Etant donné que la session extraordinaire du Parlement se finit le 24 juillet, l’opposition fait tout son possible pour trainer les débats en longueur, ce qui marche.
Michèle Alliot-Marie, Ministre de la Justice, et Frédéric Mitterrand, Ministre de la Culture ont tous deux défendu le projet. Rappelons qu’une partie de la première mouture Hadopi a été jugée non conforme à la Constitution par le Conseil des Sages le 10 juin dernier.
La garde des Sceaux annonce tout de suite la couleur: la deuxième mouture y est conforme : “Je vous présente un texte qui est dans la suite exacte de ce qu’a demandé le Conseil constitutionnel“. Elle le juge même “pragmatique et équilibré”, avant d’ajouter qu’”il renforce la protection des libertés, la liberté des créateurs et des artistes avec les droits qu’on leur reconnaît, la liberté d’expression des internautes, les libertés fondamentales des citoyens garanties par l’autorité judiciaire“.
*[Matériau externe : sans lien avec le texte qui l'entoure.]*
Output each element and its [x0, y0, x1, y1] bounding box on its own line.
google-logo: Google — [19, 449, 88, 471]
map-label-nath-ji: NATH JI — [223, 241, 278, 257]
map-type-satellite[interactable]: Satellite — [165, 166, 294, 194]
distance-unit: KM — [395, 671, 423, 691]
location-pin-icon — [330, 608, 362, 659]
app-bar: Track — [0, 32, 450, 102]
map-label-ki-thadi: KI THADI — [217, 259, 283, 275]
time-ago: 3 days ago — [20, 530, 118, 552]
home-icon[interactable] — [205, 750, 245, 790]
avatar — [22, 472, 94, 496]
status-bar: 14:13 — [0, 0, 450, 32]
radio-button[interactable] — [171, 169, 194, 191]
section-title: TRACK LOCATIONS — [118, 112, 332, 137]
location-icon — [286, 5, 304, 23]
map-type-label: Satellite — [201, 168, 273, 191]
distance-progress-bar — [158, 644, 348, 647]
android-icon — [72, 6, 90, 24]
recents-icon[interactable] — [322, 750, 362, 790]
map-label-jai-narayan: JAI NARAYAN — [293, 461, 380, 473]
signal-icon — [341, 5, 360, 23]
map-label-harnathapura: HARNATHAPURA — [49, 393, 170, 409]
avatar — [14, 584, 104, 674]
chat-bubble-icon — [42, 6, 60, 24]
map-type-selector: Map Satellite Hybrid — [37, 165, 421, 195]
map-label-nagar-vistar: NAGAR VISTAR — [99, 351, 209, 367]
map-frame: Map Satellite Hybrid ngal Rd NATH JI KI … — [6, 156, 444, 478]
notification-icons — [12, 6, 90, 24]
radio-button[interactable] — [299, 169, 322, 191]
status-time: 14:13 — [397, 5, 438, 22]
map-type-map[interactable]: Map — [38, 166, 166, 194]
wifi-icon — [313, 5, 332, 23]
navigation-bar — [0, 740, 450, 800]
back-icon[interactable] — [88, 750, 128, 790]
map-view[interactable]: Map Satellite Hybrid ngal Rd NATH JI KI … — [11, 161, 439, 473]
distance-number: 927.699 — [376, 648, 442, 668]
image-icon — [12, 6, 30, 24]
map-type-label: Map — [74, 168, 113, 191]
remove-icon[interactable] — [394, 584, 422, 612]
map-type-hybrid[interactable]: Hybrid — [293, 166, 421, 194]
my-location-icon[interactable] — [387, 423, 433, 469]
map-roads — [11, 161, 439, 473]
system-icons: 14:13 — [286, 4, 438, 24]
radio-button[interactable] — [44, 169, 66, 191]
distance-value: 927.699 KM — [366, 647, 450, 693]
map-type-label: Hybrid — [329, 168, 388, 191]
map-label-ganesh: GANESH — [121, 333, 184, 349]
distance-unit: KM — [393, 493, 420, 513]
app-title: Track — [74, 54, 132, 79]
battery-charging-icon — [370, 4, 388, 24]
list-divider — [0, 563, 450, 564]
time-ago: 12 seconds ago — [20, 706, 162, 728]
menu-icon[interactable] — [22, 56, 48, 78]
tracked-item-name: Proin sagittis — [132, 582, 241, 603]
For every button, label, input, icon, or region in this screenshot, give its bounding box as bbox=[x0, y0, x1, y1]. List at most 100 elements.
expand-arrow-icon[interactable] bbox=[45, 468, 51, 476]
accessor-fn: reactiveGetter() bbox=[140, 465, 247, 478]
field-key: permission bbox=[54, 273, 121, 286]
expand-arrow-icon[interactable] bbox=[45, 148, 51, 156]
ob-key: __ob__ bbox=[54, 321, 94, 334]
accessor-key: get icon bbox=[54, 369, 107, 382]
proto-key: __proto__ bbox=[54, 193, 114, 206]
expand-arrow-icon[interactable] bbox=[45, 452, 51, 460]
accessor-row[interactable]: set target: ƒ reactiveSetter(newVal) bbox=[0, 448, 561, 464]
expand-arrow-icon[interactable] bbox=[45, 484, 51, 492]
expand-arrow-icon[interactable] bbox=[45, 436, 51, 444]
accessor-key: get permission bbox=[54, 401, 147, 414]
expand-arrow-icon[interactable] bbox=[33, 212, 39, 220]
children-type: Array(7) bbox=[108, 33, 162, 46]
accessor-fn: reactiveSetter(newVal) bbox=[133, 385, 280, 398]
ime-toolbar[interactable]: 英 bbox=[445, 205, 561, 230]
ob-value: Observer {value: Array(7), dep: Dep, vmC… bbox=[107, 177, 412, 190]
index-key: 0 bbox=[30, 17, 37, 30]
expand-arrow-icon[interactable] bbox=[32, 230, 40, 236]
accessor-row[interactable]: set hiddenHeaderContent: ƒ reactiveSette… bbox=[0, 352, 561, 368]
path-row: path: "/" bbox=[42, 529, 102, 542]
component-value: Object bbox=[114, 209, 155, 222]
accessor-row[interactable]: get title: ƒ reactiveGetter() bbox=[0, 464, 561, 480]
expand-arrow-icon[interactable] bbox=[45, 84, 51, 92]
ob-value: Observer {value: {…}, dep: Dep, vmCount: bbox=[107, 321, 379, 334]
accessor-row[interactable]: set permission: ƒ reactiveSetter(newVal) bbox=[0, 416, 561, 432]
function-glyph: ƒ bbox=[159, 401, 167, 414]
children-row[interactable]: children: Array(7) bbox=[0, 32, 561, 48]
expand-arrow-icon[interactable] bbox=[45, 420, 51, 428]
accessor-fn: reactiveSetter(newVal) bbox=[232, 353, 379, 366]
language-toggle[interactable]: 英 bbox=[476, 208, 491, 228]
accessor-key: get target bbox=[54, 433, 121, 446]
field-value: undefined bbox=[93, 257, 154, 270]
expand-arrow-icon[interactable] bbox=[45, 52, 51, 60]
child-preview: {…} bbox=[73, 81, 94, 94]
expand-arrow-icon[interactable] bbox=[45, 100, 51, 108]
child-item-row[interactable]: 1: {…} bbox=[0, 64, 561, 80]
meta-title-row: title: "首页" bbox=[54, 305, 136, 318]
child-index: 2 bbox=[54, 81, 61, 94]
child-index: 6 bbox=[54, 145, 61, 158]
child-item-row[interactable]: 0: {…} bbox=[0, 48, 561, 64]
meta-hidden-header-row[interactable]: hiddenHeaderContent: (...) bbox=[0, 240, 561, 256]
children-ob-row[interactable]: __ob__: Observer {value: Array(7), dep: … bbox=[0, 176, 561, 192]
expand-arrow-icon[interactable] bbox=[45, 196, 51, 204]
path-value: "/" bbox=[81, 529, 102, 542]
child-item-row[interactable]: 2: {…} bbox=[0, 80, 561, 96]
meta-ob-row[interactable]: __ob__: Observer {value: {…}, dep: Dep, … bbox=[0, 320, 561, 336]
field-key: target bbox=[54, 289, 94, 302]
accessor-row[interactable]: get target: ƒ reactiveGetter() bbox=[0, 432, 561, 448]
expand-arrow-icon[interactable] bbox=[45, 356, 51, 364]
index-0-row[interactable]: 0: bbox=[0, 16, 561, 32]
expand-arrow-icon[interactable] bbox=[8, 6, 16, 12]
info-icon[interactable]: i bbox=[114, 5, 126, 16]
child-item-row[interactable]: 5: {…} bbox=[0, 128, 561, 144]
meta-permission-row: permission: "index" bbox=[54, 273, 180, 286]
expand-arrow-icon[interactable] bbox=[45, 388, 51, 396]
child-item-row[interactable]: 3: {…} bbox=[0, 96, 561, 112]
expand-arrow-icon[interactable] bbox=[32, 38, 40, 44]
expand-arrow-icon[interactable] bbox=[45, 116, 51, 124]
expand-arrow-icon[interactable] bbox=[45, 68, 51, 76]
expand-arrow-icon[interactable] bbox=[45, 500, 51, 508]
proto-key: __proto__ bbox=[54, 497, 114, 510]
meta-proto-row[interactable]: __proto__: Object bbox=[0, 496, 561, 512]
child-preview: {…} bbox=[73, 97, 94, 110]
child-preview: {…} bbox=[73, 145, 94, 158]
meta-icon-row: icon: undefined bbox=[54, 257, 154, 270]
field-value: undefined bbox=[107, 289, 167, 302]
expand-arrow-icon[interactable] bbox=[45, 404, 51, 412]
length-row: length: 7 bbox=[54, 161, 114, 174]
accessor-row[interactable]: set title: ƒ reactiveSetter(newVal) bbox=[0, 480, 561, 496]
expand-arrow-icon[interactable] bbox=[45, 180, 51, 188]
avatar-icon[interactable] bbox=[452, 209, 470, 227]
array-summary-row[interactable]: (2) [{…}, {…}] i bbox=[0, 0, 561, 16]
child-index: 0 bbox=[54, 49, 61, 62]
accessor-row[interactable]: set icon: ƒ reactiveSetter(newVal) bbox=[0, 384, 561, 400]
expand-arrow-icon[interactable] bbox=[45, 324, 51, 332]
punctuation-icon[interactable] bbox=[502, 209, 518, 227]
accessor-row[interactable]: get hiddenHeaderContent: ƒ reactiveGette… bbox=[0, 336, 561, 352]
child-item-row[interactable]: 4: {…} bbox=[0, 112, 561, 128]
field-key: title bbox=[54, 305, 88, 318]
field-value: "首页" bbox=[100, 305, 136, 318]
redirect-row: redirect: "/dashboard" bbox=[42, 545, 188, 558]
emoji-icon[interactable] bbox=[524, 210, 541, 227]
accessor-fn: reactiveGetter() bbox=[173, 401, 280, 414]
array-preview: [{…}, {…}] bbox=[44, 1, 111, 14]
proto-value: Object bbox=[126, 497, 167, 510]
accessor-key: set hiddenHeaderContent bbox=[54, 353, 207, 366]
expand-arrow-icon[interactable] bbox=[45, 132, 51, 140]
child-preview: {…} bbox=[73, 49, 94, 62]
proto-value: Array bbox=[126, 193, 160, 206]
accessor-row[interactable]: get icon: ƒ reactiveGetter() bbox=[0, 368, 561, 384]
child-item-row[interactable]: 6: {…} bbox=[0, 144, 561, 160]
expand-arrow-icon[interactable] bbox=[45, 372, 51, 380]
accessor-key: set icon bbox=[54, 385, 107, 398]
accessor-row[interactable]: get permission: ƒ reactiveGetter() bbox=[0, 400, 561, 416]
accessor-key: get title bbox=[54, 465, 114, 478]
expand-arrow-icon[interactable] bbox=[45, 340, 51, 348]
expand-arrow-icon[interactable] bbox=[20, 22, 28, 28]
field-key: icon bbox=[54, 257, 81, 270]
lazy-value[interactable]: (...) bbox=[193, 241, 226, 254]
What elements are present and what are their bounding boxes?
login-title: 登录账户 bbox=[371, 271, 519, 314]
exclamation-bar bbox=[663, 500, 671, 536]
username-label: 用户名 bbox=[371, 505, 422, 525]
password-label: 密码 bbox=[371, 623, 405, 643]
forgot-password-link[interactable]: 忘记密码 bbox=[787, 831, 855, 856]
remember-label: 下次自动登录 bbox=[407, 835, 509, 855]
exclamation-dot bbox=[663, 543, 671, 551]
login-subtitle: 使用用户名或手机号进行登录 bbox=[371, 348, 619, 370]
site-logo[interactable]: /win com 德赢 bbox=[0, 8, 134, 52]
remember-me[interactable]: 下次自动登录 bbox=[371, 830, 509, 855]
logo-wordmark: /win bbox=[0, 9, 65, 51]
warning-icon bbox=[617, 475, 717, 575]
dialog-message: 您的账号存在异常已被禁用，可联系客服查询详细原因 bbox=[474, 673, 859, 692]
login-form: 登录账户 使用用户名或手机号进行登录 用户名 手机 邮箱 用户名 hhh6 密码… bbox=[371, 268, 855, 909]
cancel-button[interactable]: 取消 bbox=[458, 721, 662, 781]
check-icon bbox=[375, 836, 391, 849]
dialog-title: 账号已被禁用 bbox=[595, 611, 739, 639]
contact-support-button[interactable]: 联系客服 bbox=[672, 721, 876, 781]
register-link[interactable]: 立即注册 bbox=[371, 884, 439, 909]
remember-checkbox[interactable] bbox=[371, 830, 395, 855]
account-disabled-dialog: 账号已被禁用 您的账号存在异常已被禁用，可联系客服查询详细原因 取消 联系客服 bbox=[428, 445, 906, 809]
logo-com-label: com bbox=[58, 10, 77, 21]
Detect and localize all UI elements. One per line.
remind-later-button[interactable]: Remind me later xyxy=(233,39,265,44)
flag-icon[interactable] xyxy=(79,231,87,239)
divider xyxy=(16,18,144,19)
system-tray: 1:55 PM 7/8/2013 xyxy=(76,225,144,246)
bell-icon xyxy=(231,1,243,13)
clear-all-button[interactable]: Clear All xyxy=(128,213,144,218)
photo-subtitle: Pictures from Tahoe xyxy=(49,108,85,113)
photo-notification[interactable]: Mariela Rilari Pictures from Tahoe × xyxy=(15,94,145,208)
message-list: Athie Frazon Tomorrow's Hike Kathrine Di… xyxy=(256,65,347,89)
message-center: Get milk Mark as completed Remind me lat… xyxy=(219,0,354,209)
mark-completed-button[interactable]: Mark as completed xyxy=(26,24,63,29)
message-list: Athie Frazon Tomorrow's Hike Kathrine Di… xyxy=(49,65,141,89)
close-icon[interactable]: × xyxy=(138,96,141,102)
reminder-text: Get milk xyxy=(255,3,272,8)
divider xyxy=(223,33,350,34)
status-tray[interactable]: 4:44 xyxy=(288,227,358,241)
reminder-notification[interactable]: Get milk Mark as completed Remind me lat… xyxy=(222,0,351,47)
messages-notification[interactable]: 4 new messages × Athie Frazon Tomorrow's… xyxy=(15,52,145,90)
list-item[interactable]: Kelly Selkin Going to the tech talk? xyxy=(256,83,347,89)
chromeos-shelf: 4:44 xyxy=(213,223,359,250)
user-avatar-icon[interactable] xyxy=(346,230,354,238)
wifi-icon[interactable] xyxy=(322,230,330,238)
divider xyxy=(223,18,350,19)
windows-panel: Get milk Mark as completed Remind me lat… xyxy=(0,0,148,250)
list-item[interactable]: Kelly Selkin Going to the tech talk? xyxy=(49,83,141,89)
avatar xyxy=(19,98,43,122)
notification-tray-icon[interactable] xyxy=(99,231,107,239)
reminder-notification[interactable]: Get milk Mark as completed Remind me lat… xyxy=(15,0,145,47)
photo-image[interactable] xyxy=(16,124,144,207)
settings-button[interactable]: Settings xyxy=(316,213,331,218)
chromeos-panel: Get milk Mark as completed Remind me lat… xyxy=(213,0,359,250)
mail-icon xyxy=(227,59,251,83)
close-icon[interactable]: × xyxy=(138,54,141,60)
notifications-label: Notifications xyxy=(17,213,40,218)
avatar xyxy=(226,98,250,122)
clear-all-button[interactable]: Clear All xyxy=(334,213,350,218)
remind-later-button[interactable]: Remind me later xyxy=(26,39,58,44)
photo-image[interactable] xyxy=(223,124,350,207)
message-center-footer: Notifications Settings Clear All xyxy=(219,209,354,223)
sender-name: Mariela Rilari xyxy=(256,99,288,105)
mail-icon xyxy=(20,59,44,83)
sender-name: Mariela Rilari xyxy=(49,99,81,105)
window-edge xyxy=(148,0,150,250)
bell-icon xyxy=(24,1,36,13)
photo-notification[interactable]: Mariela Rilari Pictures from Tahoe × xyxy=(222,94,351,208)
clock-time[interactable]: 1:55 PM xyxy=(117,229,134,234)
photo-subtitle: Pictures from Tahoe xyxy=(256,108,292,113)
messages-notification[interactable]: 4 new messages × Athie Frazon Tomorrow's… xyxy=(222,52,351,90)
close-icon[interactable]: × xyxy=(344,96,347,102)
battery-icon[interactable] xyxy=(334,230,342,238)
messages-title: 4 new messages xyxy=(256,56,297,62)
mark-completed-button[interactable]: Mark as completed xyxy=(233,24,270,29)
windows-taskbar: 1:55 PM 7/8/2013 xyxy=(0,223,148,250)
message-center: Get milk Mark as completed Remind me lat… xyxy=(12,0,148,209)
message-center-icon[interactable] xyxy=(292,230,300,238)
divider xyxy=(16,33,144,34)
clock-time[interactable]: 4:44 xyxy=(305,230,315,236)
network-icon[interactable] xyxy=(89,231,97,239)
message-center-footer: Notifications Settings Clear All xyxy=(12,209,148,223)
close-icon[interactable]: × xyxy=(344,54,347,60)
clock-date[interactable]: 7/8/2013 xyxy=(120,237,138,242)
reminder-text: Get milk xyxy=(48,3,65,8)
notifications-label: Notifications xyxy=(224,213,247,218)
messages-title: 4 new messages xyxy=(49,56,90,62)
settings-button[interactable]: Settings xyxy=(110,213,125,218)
En ouvrant lui aussi le débat, le Ministre de la Culture estime que “c’est notre devoir d’empêcher les chauffards de l’internet (…) Comme citoyen et comme ministre de la Culture et de la Communication, je ne veux pas qu’on traîne dans le caniveau des pirates ‘l’atmosphère, atmosphère’ d’Arletty, le “c’est dégueulasse” de Jean Seberg dans ‘A bout de souffle’, la biscotte de Michel Serreau dans ‘La cage aux folles“. Il a été ovationné par les députés de droite.
Certains socialistes jugent désormais le projet de loi adapté. C’est le cas de l’ancien Ministre de la Culture socialiste, Jack Lang, qui le qualifie de “juste et bon” ajoutant ensuite “si l’on souhaite que le Parti socialiste retrouve des couleurs, de la vigueur, il est indispensable que l’exigence d’honnêteté intellectuelle soit au premier rang de nos préoccupations“.
Les débats devraient durer deux ou trois jours, mais l’opposition fait tout son possible pour faire traîner les débats. Le porte-parole du gouvernement, Luc Chatel, a ainsi dénoncé ce mardi sur LCI un “travail d’obstruction caractérisé“.
Le vote solennel sur l’ensemble du projet de loi, demandé par trois groupes, est donc reporté au mois de septembre. Si à cette date les amendements sont entérinés, une Commission mixte Paritaire entre l’Assemblée et le Sénat devrait se réunir pour mettre au point une version définitive, votée ensuite par les deux chambres en septembre ou octobre.